After the 2008 financial crash, the European Union only papered over the internal North-South conflict that emerged, and the war in Ukraine has produced a new East-West divide. Once peace arrives, both fault lines will only grow deeper, uglier, and impossible to ignore.

ATHENS – This is not a polemic about whether Russia can be trusted to respect any future peace treaty with Ukraine. Nor is it a commentary on the merits of ending the war by diplomatic means. It is, rather, a reflection on the latest European paradox: While peace in Ukraine would help stem Europe’s economic hemorrhaging, the moment any peace process begins, the European Union will be divided by an internal East-West fault line, which is bound to reawaken the EU’s earlier North-South conflict.

A credible peace process will require difficult negotiations involving the world’s great powers. Who will represent Europe at that high table? It is hard to imagine Polish, Scandinavian, and Baltic leaders ceding that role to their French or German counterparts.

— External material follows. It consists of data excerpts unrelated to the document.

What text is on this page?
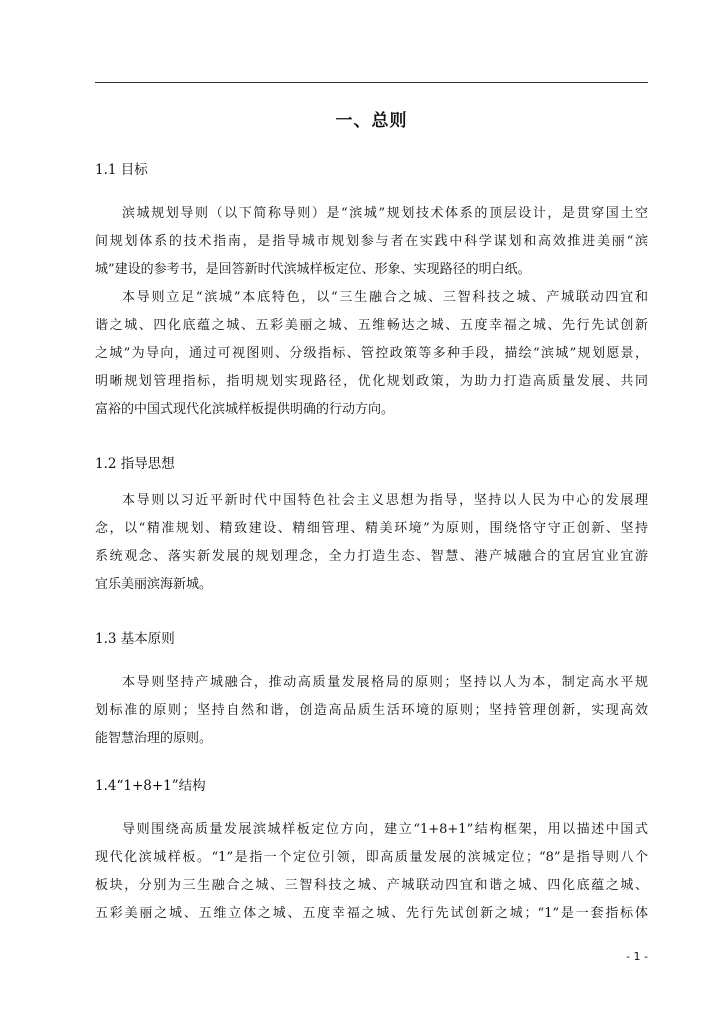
一、总则
1.1 目标
滨城规划导则（以下简称导则）是“滨城”规划技术体系的顶层设计，是贯穿国土空
间规划体系的技术指南，是指导城市规划参与者在实践中科学谋划和高效推进美丽“滨
城”建设的参考书，是回答新时代滨城样板定位、形象、实现路径的明白纸。
本导则立足“滨城”本底特色，以“三生融合之城、三智科技之城、产城联动四宜和
谐之城、四化底蕴之城、五彩美丽之城、五维畅达之城、五度幸福之城、先行先试创新
之城”为导向，通过可视图则、分级指标、管控政策等多种手段，描绘“滨城”规划愿景，
明晰规划管理指标，指明规划实现路径，优化规划政策，为助力打造高质量发展、共同
富裕的中国式现代化滨城样板提供明确的行动方向。
1.2 指导思想
本导则以习近平新时代中国特色社会主义思想为指导，坚持以人民为中心的发展理
念，以“精准规划、精致建设、精细管理、精美环境”为原则，围绕恪守守正创新、坚持
系统观念、落实新发展的规划理念，全力打造生态、智慧、港产城融合的宜居宜业宜游
宜乐美丽滨海新城。
1.3 基本原则
本导则坚持产城融合，推动高质量发展格局的原则；坚持以人为本，制定高水平规
划标准的原则；坚持自然和谐，创造高品质生活环境的原则；坚持管理创新，实现高效
能智慧治理的原则。
1.4“1+8+1”结构
导则围绕高质量发展滨城样板定位方向，建立“1+8+1”结构框架，用以描述中国式
现代化滨城样板。“1”是指一个定位引领，即高质量发展的滨城定位；“8”是指导则八个
板块，分别为三生融合之城、三智科技之城、产城联动四宜和谐之城、四化底蕴之城、
五彩美丽之城、五维立体之城、五度幸福之城、先行先试创新之城；“1”是一套指标体
- 1 -
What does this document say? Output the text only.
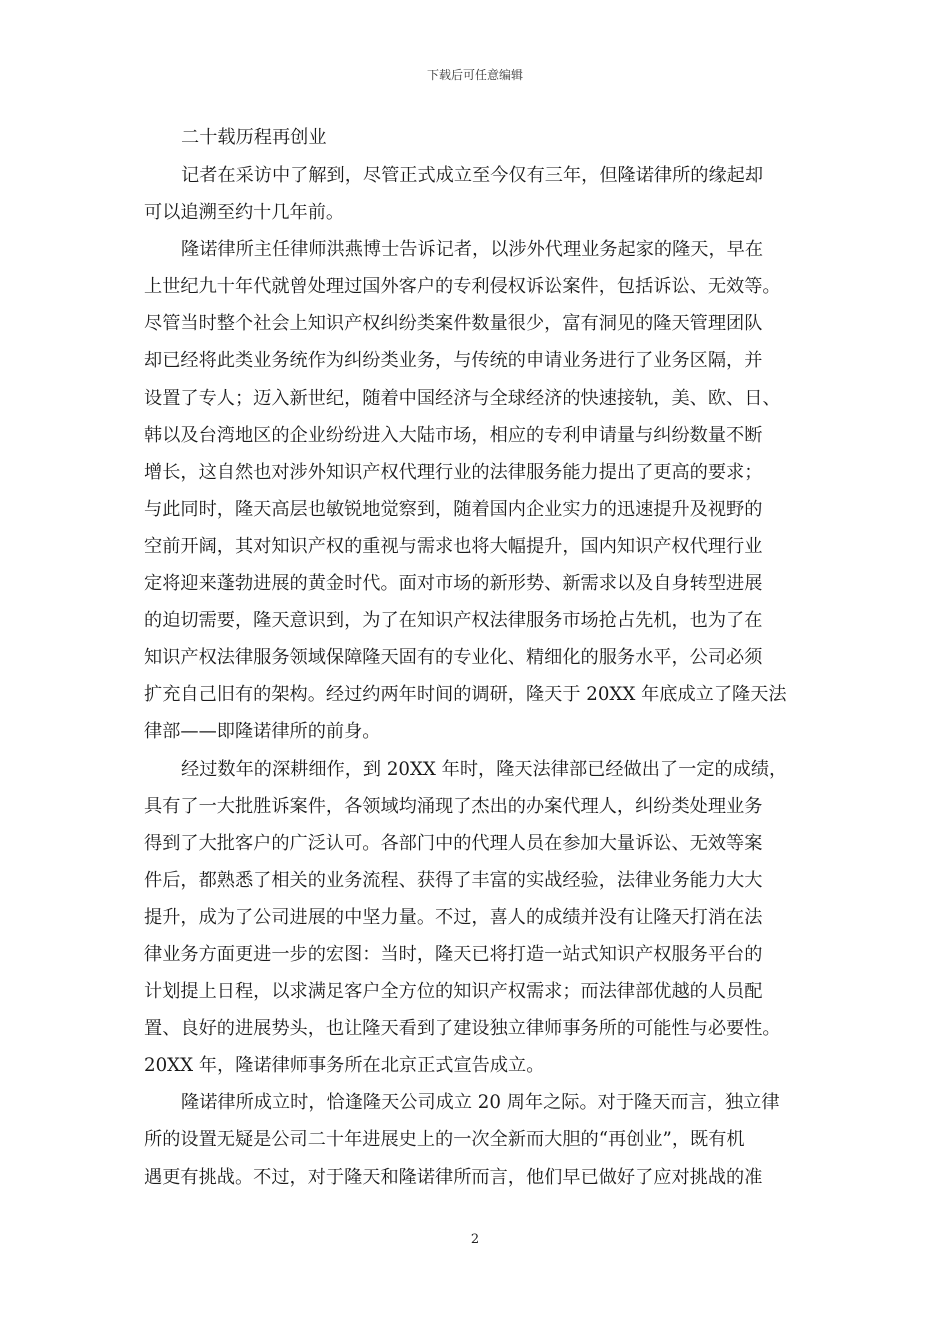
下载后可任意编辑

二十载历程再创业

记者在采访中了解到，尽管正式成立至今仅有三年，但隆诺律所的缘起却

可以追溯至约十几年前。

隆诺律所主任律师洪燕博士告诉记者，以涉外代理业务起家的隆天，早在

上世纪九十年代就曾处理过国外客户的专利侵权诉讼案件，包括诉讼、无效等。

尽管当时整个社会上知识产权纠纷类案件数量很少，富有洞见的隆天管理团队

却已经将此类业务统作为纠纷类业务，与传统的申请业务进行了业务区隔，并

设置了专人；迈入新世纪，随着中国经济与全球经济的快速接轨，美、欧、日、

韩以及台湾地区的企业纷纷进入大陆市场，相应的专利申请量与纠纷数量不断

增长，这自然也对涉外知识产权代理行业的法律服务能力提出了更高的要求；

与此同时，隆天高层也敏锐地觉察到，随着国内企业实力的迅速提升及视野的

空前开阔，其对知识产权的重视与需求也将大幅提升，国内知识产权代理行业

定将迎来蓬勃进展的黄金时代。面对市场的新形势、新需求以及自身转型进展

的迫切需要，隆天意识到，为了在知识产权法律服务市场抢占先机，也为了在

知识产权法律服务领域保障隆天固有的专业化、精细化的服务水平，公司必须

扩充自己旧有的架构。经过约两年时间的调研，隆天于 20XX 年底成立了隆天法

律部——即隆诺律所的前身。

经过数年的深耕细作，到 20XX 年时，隆天法律部已经做出了一定的成绩，

具有了一大批胜诉案件，各领域均涌现了杰出的办案代理人，纠纷类处理业务

得到了大批客户的广泛认可。各部门中的代理人员在参加大量诉讼、无效等案

件后，都熟悉了相关的业务流程、获得了丰富的实战经验，法律业务能力大大

提升，成为了公司进展的中坚力量。不过，喜人的成绩并没有让隆天打消在法

律业务方面更进一步的宏图：当时，隆天已将打造一站式知识产权服务平台的

计划提上日程，以求满足客户全方位的知识产权需求；而法律部优越的人员配

置、良好的进展势头，也让隆天看到了建设独立律师事务所的可能性与必要性。

20XX 年，隆诺律师事务所在北京正式宣告成立。

隆诺律所成立时，恰逢隆天公司成立 20 周年之际。对于隆天而言，独立律

所的设置无疑是公司二十年进展史上的一次全新而大胆的“再创业”，既有机

遇更有挑战。不过，对于隆天和隆诺律所而言，他们早已做好了应对挑战的准

2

In the EU’s eastern and northeastern flanks, French President Emmanuel Macron is considered a Putin appeaser ready to impose on Ukrainians a reprehensible (to them) land-for-peace agenda. Likewise, setting aside Germany’s long-term reliance on Russian energy, Chancellor Olaf Scholz’s standing as a torchbearer of Europe’s collective interest has been damaged further by his €200 billion ($212 billion) fiscal defense of German industry – the type of tax-funded protective shield which Germany vetoed at the EU level.